Tommy came through this explanation pretty well. Uncle Dick’s understanding smile helped him a good bit.
“Quite so,” said Mr. Gordon, and looking at Major Pater again. “Of course, I would never have known it was snowing if you had not undertaken to show me. But you see, Major Pater, your foot was sticking out into the aisle. I saw it. You have the misfortune to——”
“Artificial leg, sir,” growled Major Pater.
“Quite so. Well, accidents will happen, you know. There! You are quite dry again. I don’t think you will get much sleep here until the porter makes up the berths. Suppose we go into the smoking compartment and soothe our minds, Major?”
“Ah—Humph! Thank you, Mr.—er——?”
“Mr. Gordon,” explained Tommy Tucker still standing as though he had swallowed a very stiff poker indeed.
“Ah! Glad to meet you, Mr. Gordon.” They shook hands. Then Major Pater shot another command at Tommy: “H-r-r-rrp!” (or so it sounded) and the boy with vast relief dropped his stiff military pose.

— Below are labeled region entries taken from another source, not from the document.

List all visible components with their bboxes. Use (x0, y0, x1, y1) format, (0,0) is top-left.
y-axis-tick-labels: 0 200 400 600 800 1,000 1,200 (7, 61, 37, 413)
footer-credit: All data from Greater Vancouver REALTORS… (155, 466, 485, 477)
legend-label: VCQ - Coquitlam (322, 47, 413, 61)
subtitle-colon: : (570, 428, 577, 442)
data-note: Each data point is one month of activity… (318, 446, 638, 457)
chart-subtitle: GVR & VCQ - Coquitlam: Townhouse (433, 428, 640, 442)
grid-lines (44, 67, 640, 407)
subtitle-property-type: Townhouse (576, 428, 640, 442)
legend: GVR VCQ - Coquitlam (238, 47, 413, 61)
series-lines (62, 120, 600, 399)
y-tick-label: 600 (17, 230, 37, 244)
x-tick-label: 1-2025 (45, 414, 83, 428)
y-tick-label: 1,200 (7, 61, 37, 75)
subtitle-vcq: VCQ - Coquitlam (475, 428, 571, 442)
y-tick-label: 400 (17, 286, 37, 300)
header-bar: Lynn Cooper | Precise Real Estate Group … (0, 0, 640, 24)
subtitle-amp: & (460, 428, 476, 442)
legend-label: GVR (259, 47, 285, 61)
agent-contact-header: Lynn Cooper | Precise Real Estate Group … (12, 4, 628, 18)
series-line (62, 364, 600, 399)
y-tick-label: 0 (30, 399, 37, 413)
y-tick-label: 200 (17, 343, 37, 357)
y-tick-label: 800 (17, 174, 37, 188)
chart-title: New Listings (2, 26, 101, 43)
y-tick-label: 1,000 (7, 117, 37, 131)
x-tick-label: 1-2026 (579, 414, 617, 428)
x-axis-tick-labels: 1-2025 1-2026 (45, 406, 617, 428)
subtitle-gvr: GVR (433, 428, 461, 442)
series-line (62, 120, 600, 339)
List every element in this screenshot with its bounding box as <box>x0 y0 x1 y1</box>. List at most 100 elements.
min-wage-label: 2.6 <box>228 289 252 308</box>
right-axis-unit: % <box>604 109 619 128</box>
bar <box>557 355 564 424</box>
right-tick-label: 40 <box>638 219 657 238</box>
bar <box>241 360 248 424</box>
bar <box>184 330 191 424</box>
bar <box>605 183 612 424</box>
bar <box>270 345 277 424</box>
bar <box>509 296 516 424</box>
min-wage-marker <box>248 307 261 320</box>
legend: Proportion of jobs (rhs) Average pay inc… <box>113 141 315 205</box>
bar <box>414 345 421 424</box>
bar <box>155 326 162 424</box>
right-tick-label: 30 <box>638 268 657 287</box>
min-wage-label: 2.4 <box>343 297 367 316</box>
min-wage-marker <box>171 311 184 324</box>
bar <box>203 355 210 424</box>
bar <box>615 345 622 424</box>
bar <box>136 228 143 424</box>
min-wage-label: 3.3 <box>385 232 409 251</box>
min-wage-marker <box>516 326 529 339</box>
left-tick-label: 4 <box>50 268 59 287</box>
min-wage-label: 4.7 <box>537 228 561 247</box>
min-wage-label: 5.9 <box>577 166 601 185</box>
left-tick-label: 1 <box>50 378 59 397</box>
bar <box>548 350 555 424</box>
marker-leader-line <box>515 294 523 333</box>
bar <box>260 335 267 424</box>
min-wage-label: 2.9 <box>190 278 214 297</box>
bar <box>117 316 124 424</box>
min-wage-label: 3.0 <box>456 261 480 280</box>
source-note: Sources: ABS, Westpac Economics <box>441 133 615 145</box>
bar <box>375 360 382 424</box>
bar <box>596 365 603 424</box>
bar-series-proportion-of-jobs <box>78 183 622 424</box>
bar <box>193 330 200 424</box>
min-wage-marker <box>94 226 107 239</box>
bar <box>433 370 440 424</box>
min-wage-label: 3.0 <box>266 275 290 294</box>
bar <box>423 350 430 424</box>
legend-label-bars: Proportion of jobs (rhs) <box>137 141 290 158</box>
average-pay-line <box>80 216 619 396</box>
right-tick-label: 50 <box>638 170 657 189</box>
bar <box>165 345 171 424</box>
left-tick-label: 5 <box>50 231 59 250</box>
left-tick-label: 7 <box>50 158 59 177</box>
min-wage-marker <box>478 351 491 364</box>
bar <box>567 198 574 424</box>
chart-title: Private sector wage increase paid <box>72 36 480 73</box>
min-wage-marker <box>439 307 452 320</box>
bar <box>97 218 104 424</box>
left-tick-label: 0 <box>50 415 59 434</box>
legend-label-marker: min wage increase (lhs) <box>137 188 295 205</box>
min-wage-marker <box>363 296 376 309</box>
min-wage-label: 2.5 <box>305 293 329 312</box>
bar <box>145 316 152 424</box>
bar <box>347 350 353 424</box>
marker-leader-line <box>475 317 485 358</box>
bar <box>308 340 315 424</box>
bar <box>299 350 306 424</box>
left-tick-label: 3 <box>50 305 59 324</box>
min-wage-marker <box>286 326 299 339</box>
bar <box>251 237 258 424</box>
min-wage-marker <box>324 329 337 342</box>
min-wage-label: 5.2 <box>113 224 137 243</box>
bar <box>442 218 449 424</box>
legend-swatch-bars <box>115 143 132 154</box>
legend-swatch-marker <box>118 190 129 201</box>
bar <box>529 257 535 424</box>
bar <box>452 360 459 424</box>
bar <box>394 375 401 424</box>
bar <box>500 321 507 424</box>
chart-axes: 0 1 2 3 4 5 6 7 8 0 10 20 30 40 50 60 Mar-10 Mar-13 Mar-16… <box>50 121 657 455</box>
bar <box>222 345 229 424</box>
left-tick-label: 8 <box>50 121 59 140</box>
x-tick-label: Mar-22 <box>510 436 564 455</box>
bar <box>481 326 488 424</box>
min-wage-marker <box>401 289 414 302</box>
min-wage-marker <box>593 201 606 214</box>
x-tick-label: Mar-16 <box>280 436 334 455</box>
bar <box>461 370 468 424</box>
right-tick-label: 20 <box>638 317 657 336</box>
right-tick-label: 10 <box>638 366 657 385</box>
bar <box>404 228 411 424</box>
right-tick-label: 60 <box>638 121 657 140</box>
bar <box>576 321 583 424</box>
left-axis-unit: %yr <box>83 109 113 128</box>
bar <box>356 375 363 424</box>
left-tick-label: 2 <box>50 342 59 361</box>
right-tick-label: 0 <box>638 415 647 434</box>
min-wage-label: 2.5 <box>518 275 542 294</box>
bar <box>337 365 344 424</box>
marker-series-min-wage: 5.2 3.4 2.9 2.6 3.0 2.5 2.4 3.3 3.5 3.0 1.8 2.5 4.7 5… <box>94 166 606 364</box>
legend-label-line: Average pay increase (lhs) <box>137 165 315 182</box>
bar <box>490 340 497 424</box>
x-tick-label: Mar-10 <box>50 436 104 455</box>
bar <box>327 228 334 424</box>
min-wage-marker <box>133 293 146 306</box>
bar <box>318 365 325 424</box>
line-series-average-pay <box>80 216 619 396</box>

The rest of the “live wire octette”—even Timothy and Libbie—were highly delighted by the outcome of Tommy’s joke. For, if there is fun in such a practical joke as Tommy had tried to carry through, they thought there was double fun in seeing the biter bitten!
“Now will you be good?” crowed his brother, Ted. “See what you get for being so fresh! Tumbling over his game leg and pitching a wilted snowball at the Major’s head. Aren’t you ashamed of yourself?”
“Oh, hush!” grumbled Tommy. “You needn’t say anything. He doesn’t know which of the Tucker twins it was crowned him with that snowball, and you are just as much in his bad books as I am. Remember that.”
“Listen to him!” cried Ted, at once feeling abused. “And Major Pater is near-sighted, too, although he scorns to wear glasses. You’ve got me into a mess, too, Tommy Tucker.”
“There! There!” said Betty Gordon, soothingly. “Never mind. Uncle Dick will smooth him down. But I do think, boys, that you need not have got into trouble at all.”
“Huh! that’s our natural state,” observed Teddy. “Boys out of trouble are like fish out of water. So my dad says. And he ought to know,” he grinned. “He has twins.”
Tommy considered, however, that he had got out of a bad box pretty easily.
“Your Uncle Dick is fine, Betty,” he observed. “Think of his getting on the blind side of Major Pater so easy. But cracky! how that snow did squash all over him,” and he ended with a wicked giggle.
“One of your instructors, too!” exclaimed Louise. “For shame!”
“My!” chuckled Bobby, “what we’d like to do to Miss Prettyman at Shadyside!”
“I am afraid Miss Prettyman is no more beloved than Major Pater is.”
“Never mind, you girls!” interrupted Tommy, with renewed interest in the storm and trying to peer through the window. “It’s a regular blizzard. When the porter opened the door of the vestibule for me to get that snow, I thought he wouldn’t get it shut again.”